Background: Pulmonary hypertension (PH) is a vascular disease that causes increased pulmonary arterial pressure, right heart failure, and death. We have shown iron-sulfur (Fe-S) cluster deficiency due to repression of ISCU1/2 promotes mitochondrial dysfunction and PH. Frataxin (FXN), a binding partner of ISCU1/2, is crucial to Fe-S cluster assembly. Genetic FXN deficiency causes Friedreich’s ataxia, a disease of neurologic and cardiovascular dysfunction. The latter is often accompanied by PH, but the molecular etiology is unclear. Thus, there may be a direct role for FXN in PH.
Hypothesis: FXN deficiency, due to genetic or acquired triggers, disrupts endothelial metabolism to promote PH.
Methods: FXN expression was modulated in human pulmonary arterial endothelial cells (PAECs) by gene transfection and by exposure to the BET bromodomain inhibitor I-BET151, hypoxia, and IL-1β. Fe-S clusters were quantified by fluorescent sensor; glycolytic flux was measured by Seahorse assay. Phenotypic changes, such as apoptosis, migration, vasomotor gene expression, and angiogenesis, were measured. In vivo, cell-specific conditional FXN knockout mice and mice delivered FXN siRNA to vascular endothelium were studied.
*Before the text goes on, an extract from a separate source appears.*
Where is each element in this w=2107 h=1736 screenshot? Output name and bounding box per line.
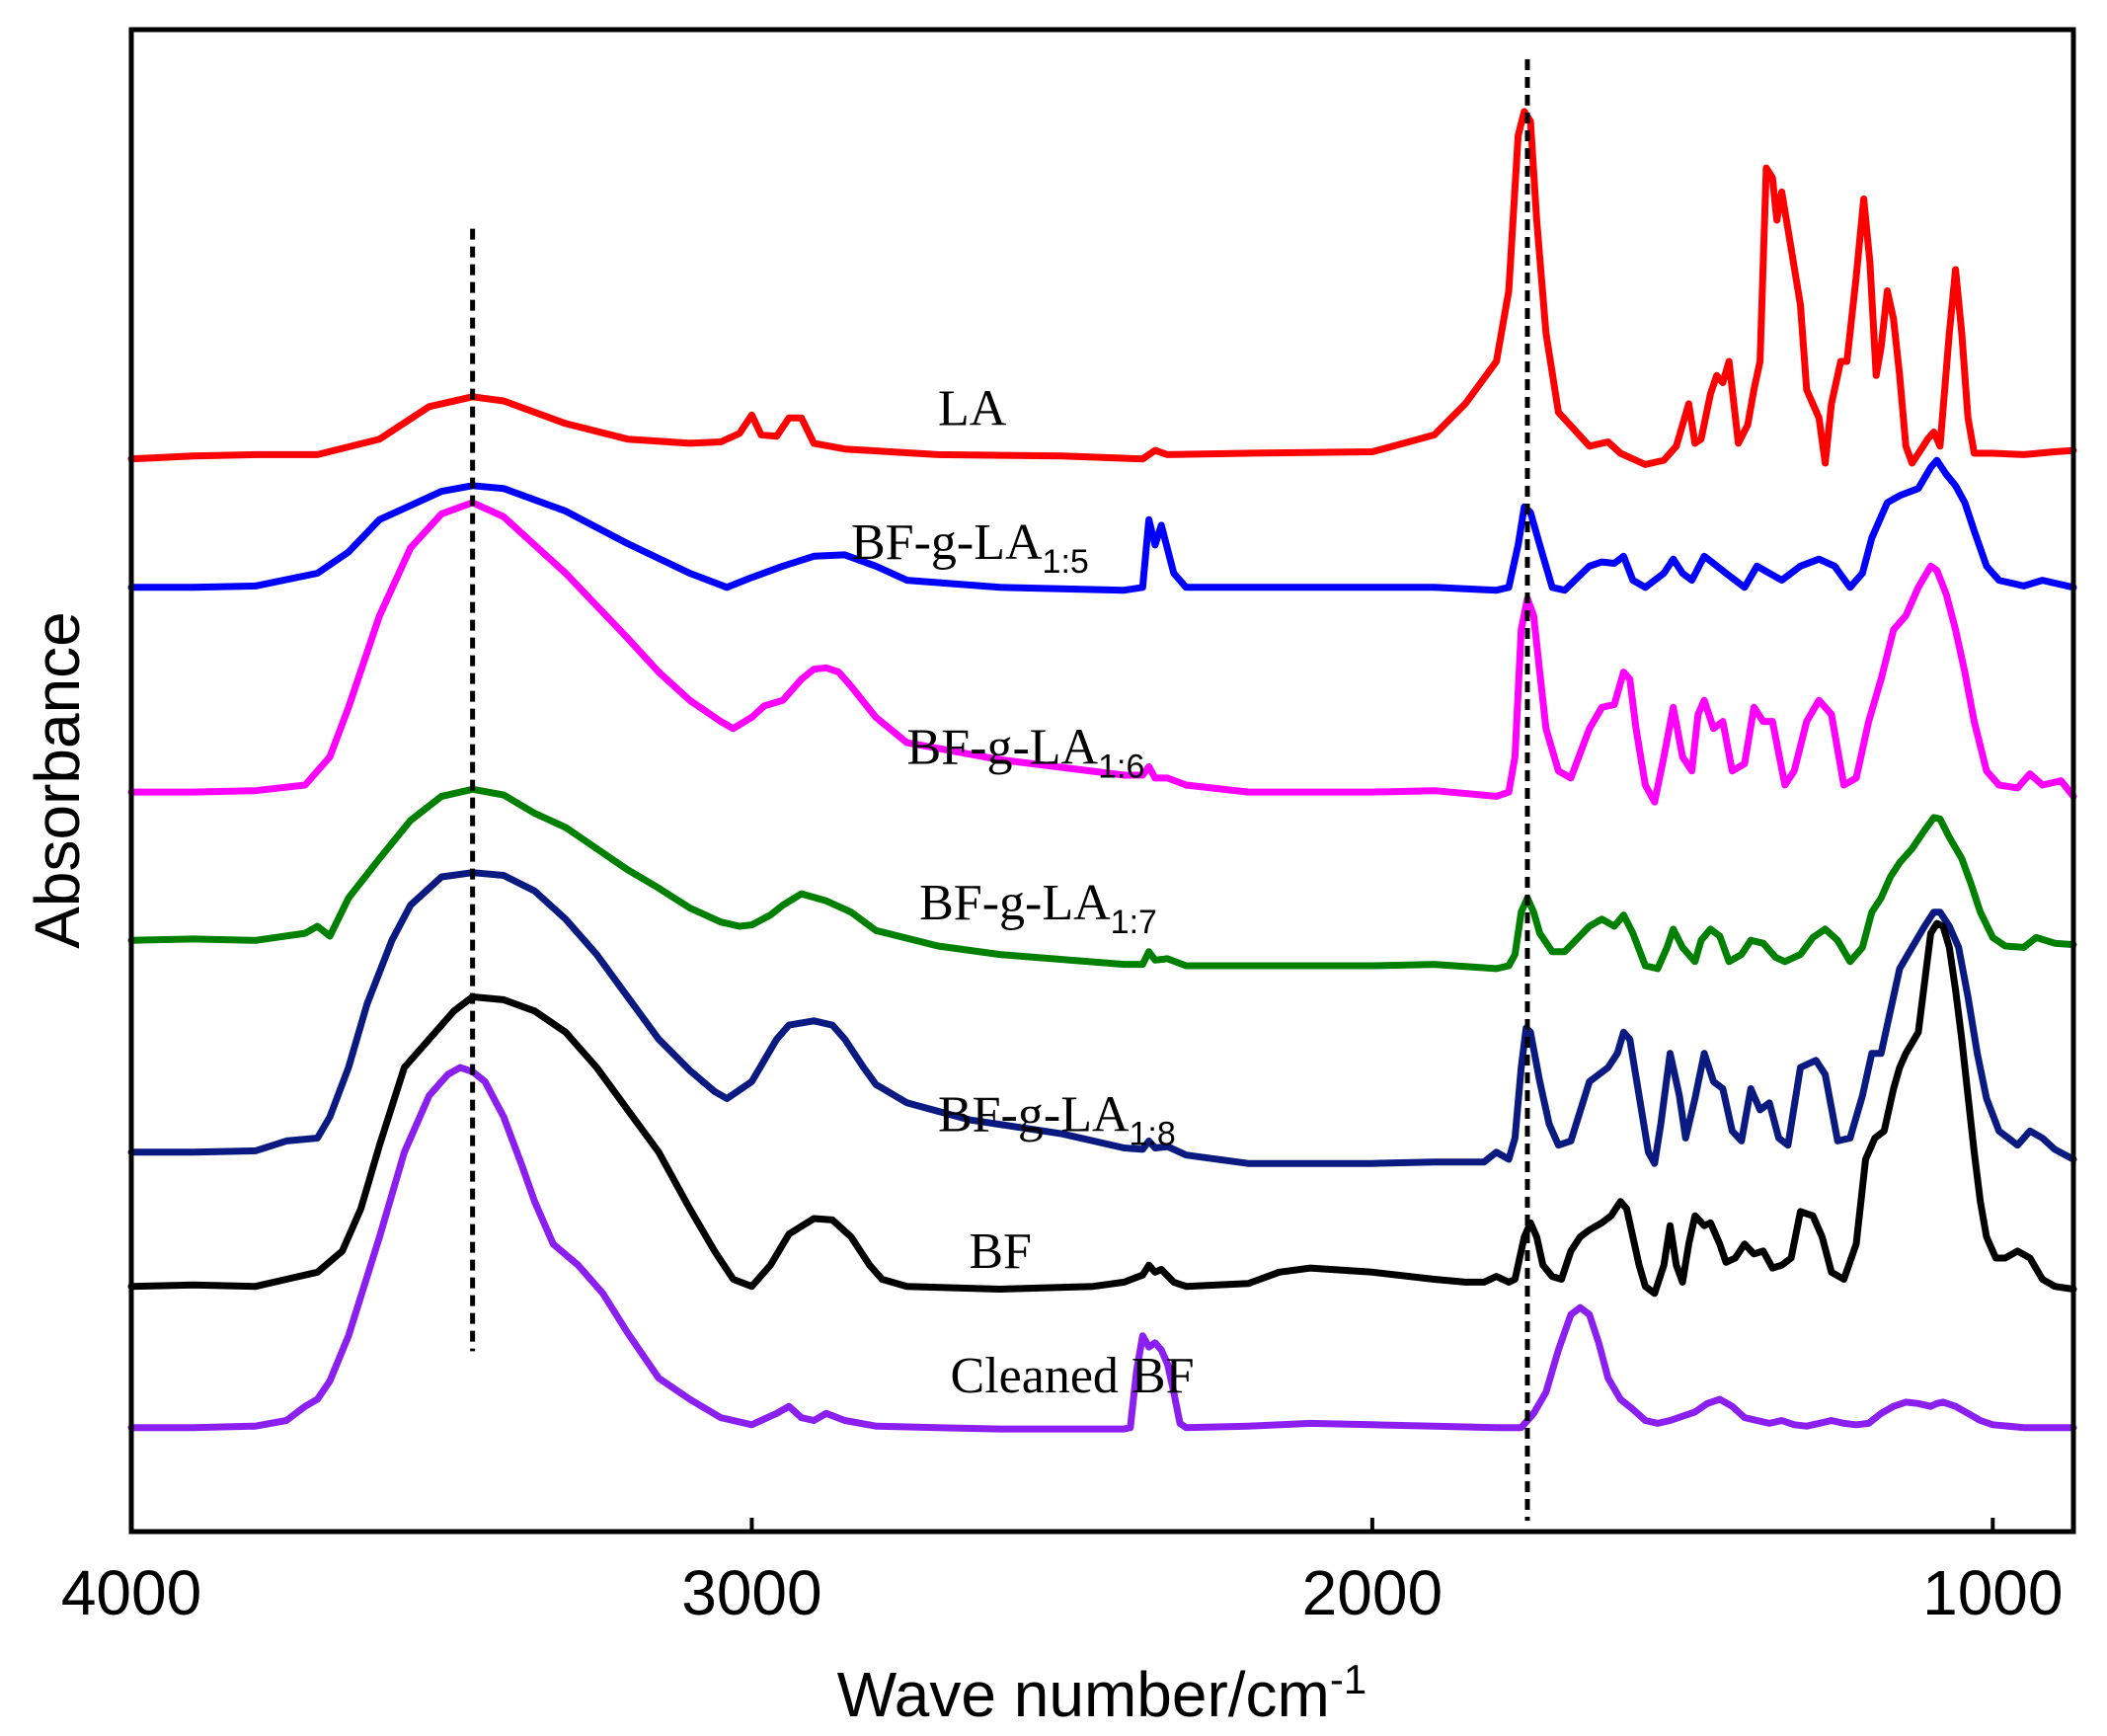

Results: In PAECs, hypoxia (0.48-fold change ± 0.05, P<0.01) and IL-1β (0.47-fold change ± 0.01, P<0.05) down-regulated FXN expression. I-BET151 inhibition of bromodomain-containing protein 4 restored FXN levels following hypoxia (1.98-fold change ± 0.11, P<0.01) and IL-1β (2.5-fold change ± 0.15, P<0.01). FXN deficiency decreased Fe-S cluster assembly (0.57-fold change ± 0.05, P<0.01) and increased glycolysis (2-fold change ± 0.05, P<0.01), leading to increased apoptosis, decreased migration, altered effectors of vasomotor tone, and decreased angiogenesis in vitro. Endothelial-specific FXN knockdown in chronically hypoxic mice promoted hemodynamic (RVSP 34.31 mmHg ± 0.18 v. 29.77 ± 0.93, P<0.05) and histologic indices of PH in vivo.
Conclusion: FXN deficiency induced by hypoxia and IL-1β promotes endothelial-specific metabolic changes, leading to PH development in vivo. Our results may provide a target for diagnostic and therapeutic intervention for PH and may guide genetic identification of a novel cohort of patients at risk for PH.